A week after killing Brown and Smith, Hurst and his YBC associates received a tip that one of their longtime 39th Street rivals was about to be released from prison, the assistant district attorney said Anthony Voci. On the night of March 18, 2021, he and his team drove to the Curran-Fromhold Correctional Facility and spotted a young man waiting outside the prison gates. Thinking he was their target, they chased him through the facility’s parking lot, then shot him 20 times before running him over with their car, Voci said.

But instead, he said, Hurst mistakenly killed 20-year-old Rodney Hargrove – which had nothing to do with their quarrel.

“This was a case of mistaken identity,” Voci told Common Pleas Court Judge J. Scott O’Keefe.

Hurst knew it too. In two separate video calls from prison, Hurst laughed as he imitated the way he shot Hargrove.

“I thought it was Sid,” he said, referring to their rival target. “But we got the wrong person.”

Hurst was arrested in April 2021 and charged with those murders and two separate robberies at gunpoint in West Philly. And yet, that was not the end of his crimes.

In May 2023, while awaiting trial, Hurst launched a citywide manhunt when he and another man escaped from prison. Hurst would go on the run for 10 days, spending much of that time hiding in New York, Assistant District Attorney Brett Zakeosian said Friday.

While he was on the loose, Zakeosian said, Hurst even rented a recording studio with his brother in Manhattan and recorded a new rap song that he has since posted online.

Voci said investigators were pleased with the outcome of the case, mainly so that the families of Hurst’s many victims would not have to endure a lengthy trial.

“While we are pleased,” he said, “it is still difficult to imagine that four young lives were destroyed by someone 16 years old.” This is a tragedy in itself.

And the jail calls in which Hurst laughed about the killings, he said, show “a level of callousness and callousness that is frightening.”

Hurst is the latest a long line of YBC/YFA members to be sentenced of several shootings over the past year. In total, he pleaded guilty to four counts of third-degree murder, two counts of attempted murder, escape, numerous counts of conspiracy and illegal possession of weapons firearms, as well as related crimes.

His attorney, Gary Silver, declined to comment Friday.

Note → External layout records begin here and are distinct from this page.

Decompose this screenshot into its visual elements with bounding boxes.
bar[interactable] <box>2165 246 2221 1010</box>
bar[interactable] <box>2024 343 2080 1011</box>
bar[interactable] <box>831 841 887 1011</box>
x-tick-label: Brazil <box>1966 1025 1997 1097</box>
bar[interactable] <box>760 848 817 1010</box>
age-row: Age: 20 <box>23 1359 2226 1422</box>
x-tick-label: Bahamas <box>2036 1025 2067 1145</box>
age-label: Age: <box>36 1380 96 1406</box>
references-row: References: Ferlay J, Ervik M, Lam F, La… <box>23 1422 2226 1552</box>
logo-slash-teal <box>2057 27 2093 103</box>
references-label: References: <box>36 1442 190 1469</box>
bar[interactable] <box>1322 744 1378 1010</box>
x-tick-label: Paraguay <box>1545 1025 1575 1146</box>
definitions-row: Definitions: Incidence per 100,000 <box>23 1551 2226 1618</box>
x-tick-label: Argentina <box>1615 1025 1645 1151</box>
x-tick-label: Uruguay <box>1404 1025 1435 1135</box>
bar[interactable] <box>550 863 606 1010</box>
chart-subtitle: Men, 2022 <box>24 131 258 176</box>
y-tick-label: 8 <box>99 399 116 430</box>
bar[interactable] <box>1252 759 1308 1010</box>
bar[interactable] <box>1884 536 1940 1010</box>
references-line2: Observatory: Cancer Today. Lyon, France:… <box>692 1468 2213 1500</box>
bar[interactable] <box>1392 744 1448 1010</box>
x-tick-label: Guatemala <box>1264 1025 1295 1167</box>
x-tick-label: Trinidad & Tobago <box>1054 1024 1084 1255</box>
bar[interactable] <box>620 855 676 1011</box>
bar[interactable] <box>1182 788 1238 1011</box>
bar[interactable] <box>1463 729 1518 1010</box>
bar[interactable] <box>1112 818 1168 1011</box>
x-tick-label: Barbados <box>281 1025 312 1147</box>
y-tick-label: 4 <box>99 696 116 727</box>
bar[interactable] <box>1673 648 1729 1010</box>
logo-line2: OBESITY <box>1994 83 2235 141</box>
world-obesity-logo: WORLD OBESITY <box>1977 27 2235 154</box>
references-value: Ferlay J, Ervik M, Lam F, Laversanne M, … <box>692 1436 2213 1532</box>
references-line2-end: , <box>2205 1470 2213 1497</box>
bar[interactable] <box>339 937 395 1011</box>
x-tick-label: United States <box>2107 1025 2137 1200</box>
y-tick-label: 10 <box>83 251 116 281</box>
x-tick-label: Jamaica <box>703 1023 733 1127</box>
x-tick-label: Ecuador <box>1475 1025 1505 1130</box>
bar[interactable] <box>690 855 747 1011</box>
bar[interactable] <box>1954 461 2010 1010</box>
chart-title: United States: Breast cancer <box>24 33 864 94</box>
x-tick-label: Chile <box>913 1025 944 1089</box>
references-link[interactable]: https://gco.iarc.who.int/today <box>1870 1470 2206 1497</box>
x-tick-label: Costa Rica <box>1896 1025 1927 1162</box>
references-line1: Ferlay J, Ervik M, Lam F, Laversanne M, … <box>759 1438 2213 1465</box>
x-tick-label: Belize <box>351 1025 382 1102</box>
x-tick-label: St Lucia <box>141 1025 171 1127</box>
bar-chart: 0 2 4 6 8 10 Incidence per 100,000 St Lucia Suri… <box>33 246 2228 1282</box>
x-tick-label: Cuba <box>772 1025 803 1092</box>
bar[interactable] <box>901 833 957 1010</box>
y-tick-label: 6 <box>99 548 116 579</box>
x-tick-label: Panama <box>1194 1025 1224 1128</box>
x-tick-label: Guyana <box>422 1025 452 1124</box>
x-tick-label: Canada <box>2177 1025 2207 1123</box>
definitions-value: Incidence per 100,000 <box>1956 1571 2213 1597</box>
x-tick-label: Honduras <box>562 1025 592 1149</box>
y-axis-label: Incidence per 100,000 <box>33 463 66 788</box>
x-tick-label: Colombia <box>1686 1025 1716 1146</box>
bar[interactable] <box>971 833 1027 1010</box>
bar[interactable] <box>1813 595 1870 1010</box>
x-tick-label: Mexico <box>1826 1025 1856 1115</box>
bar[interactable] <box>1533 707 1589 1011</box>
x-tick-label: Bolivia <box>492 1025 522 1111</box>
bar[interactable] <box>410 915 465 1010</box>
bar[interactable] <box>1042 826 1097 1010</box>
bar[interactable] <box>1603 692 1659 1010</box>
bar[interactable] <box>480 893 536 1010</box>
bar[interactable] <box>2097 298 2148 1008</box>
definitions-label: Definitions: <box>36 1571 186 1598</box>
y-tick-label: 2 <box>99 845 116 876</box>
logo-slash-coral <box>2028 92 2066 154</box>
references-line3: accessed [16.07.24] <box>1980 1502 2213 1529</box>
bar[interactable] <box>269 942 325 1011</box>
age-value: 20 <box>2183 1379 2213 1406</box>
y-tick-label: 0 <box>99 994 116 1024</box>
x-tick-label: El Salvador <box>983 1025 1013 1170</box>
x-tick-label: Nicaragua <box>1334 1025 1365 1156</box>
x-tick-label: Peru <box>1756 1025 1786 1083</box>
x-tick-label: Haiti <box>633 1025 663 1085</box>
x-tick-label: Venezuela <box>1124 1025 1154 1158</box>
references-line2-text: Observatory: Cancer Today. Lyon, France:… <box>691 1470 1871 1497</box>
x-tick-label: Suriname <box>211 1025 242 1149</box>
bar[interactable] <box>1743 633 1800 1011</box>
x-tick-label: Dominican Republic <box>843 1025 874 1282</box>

Family members of the victims could not be contacted.

Throughout the afternoon, Hurst sat calmly and with little expression, periodically looking away to bite his nails. His mother did the same from the courtroom gallery, her hands clasped gently under her chin as she watched her son admit everything he had done.

At the end of the hearing, Hurst stood up and voluntarily returned to custody. He is expected to be sentenced in two weeks.